The findings, published in The Lancet, show that with narrowed brain arteries don't benefit as much from a surgical technique called stenting as those who use medication to reduce their cardiovascular risks and exercise more, stop smoking, improve their diets, and lose weight.
The results were so striking that the researchers halted the study two years early, when it became apparent that stenting was associated with a higher risk of early strokes and death.
"Surgical interventions often have increased risk of complications early on, so we continued to follow the patients to see if the long-term effects of surgery were beneficial," said lead researcher Colin Derdeyn, M.D., professor of radiology at Washington University School of Medicine in St. Louis and director of its Stroke and Cerebrovascular Center at Barnes-Jewish Hospital. "That did not turn out to be the case."
The study — led by researchers at Washington University School of Medicine, the Medical University of South Carolina, Emory University, and the State University of New York at Stony Brook — was funded by the National Institutes of Health and involved 451 patients at high risk of having a repeated stroke.

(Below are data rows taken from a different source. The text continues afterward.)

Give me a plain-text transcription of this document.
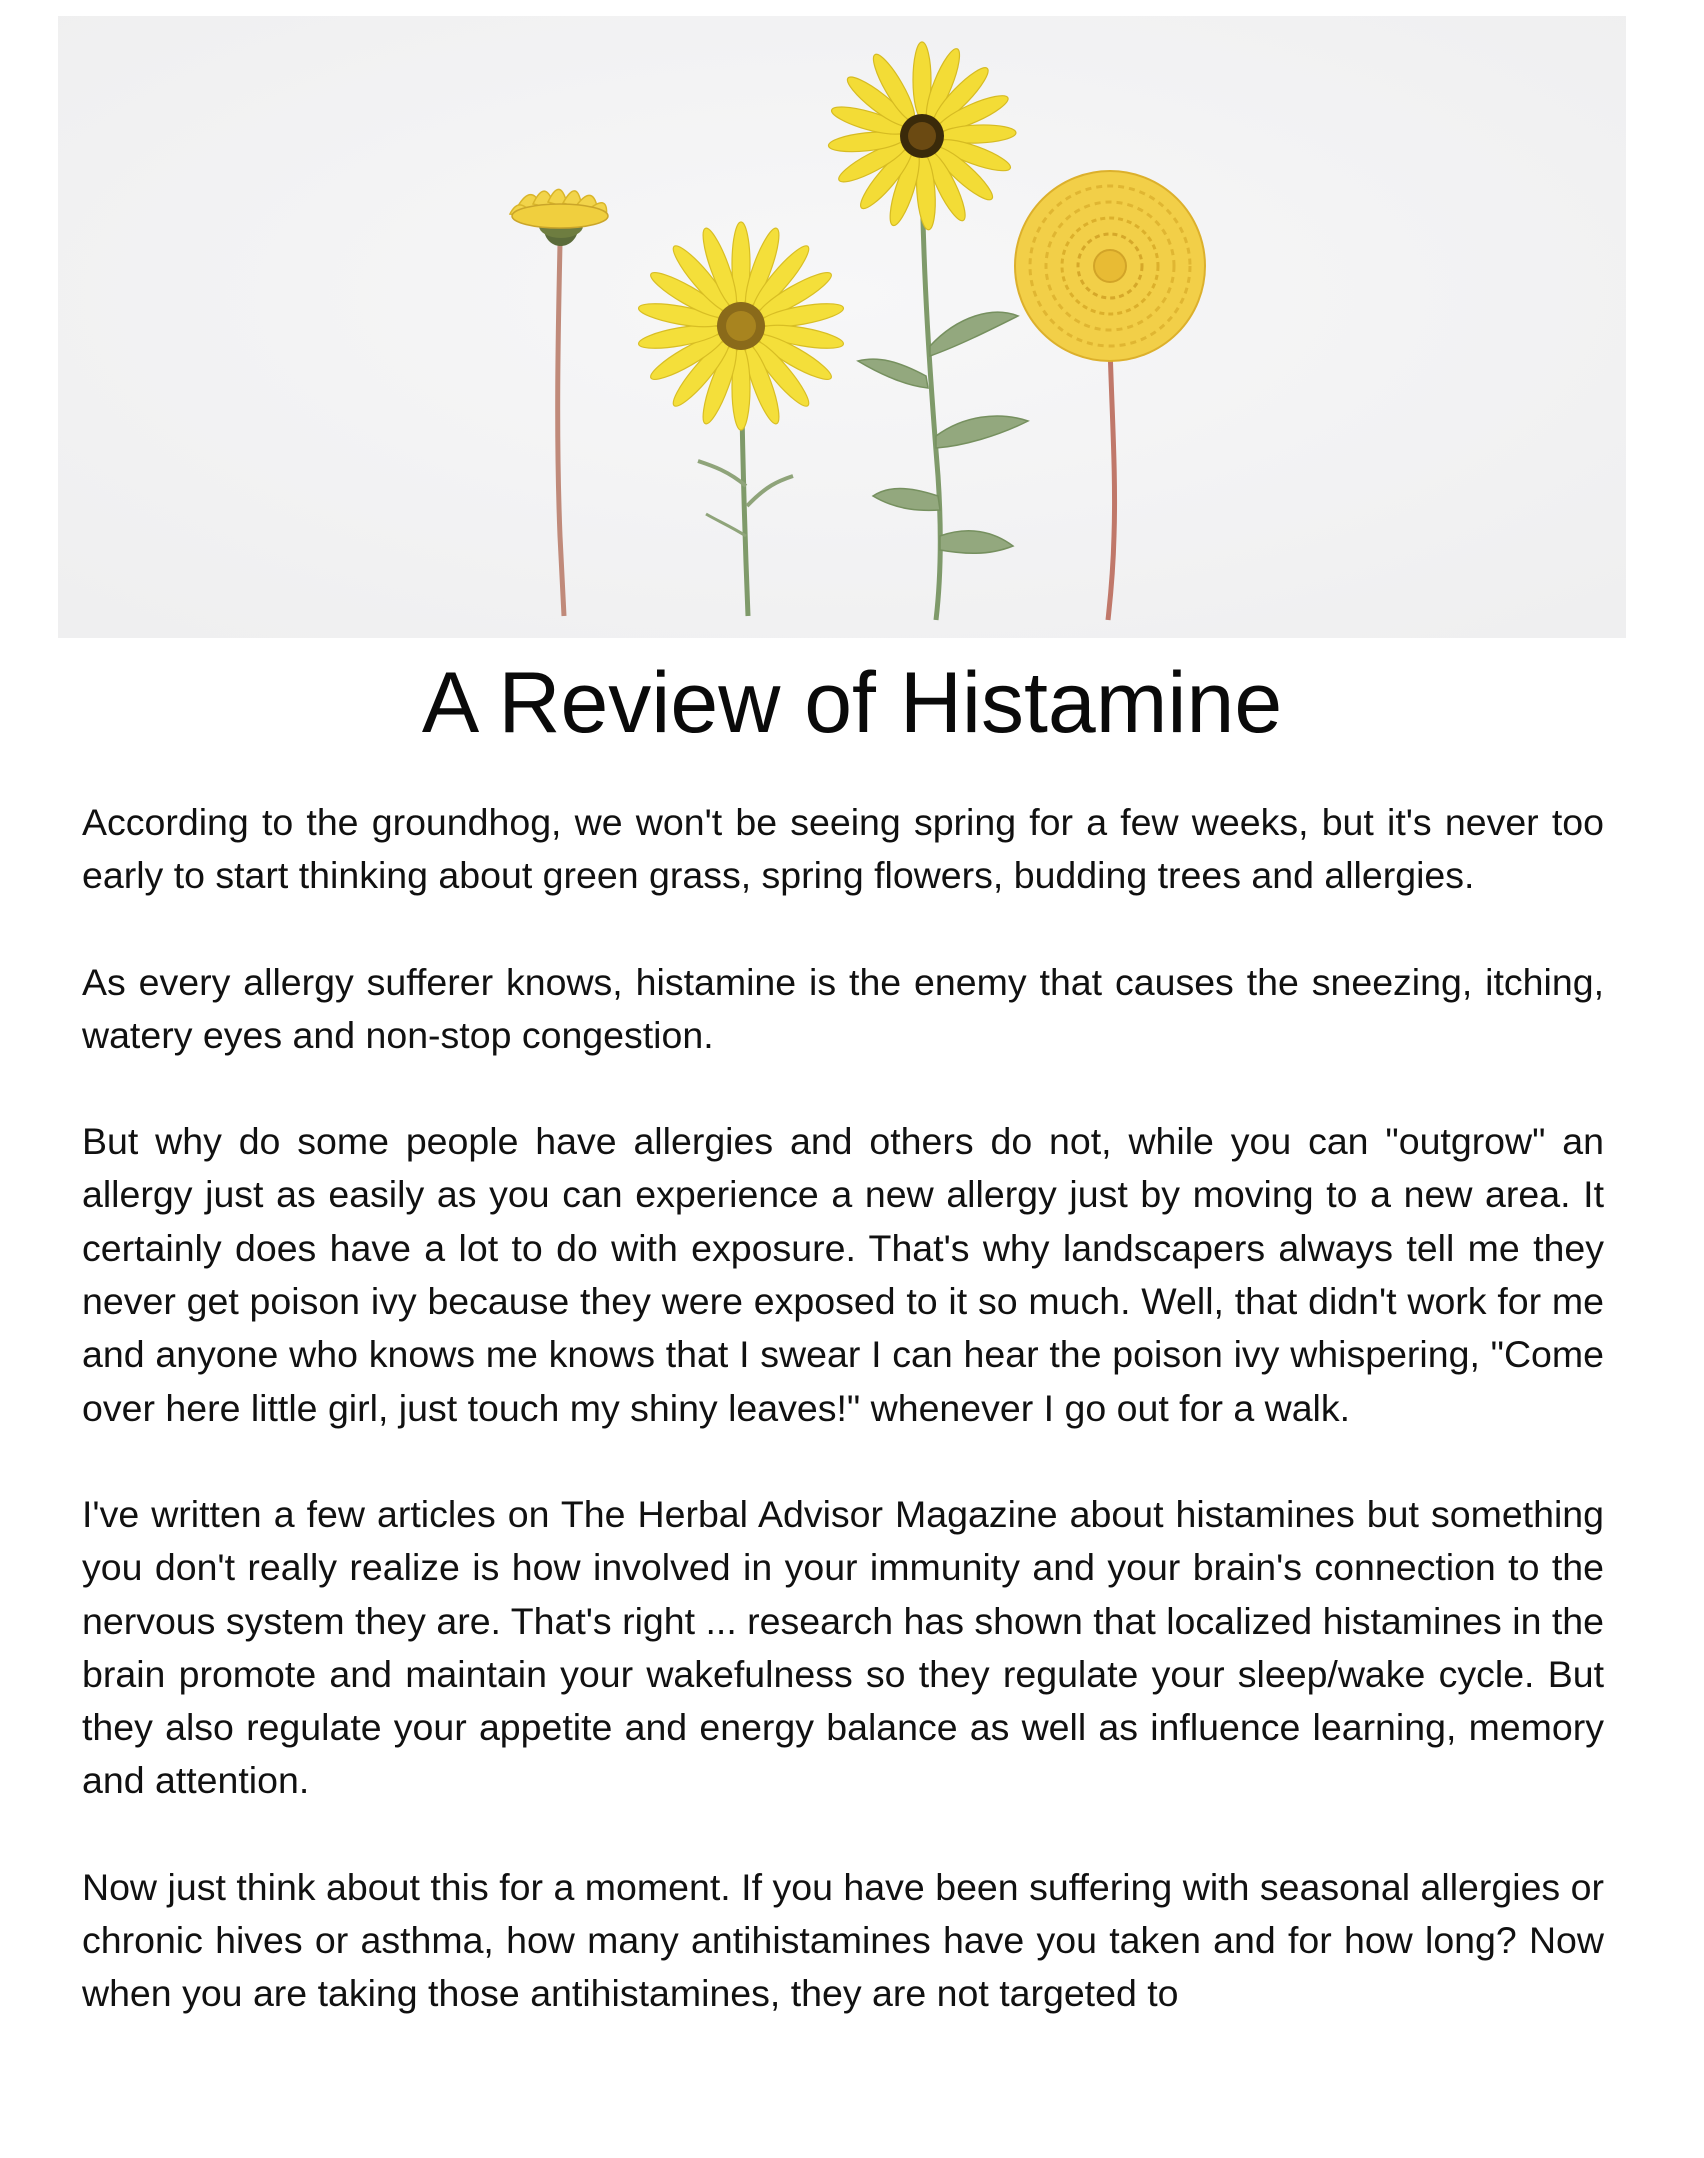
A Review of Histamine

According to the groundhog, we won't be seeing spring for a few weeks, but it's never too early to start thinking about green grass, spring flowers, budding trees and allergies.

As every allergy sufferer knows, histamine is the enemy that causes the sneezing, itching, watery eyes and non-stop congestion.

But why do some people have allergies and others do not, while you can "outgrow" an allergy just as easily as you can experience a new allergy just by moving to a new area. It certainly does have a lot to do with exposure. That's why landscapers always tell me they never get poison ivy because they were exposed to it so much. Well, that didn't work for me and anyone who knows me knows that I swear I can hear the poison ivy whispering, "Come over here little girl, just touch my shiny leaves!" whenever I go out for a walk.

I've written a few articles on The Herbal Advisor Magazine about histamines but something you don't really realize is how involved in your immunity and your brain's connection to the nervous system they are. That's right ... research has shown that localized histamines in the brain promote and maintain your wakefulness so they regulate your sleep/wake cycle. But they also regulate your appetite and energy balance as well as influence learning, memory and attention.

Now just think about this for a moment. If you have been suffering with seasonal allergies or chronic hives or asthma, how many antihistamines have you taken and for how long? Now when you are taking those antihistamines, they are not targeted to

All participants had a brain artery with at least a 70 percent narrowing that had already caused a stroke or mini stroke. Researchers divided the study participants into two group.

In one group, a metal stent was surgically inserted into the narrowed brain artery to open it up and participants received medications to reduce clot formation and lower cholesterol and blood pressure. The second group received the same medications but did not receive stent implants.
Over the course of the study, both groups were encouraged to exercise, quit smoking, improve their diet, and lose weight.
"We were expecting that at some point the incidence of new strokes in those who had surgery would drop below that of those who did not, but that didn't happen," said Dr. Derdeyn. "This proves that medical therapy is better than surgery for these patients."
Each year in the United States, about 800,000 people have a stroke. In 1 in 10 cases, those strokes are thought to result from a narrowed artery inside the brain.
This study was funded, in part, by the National Institutes of Health.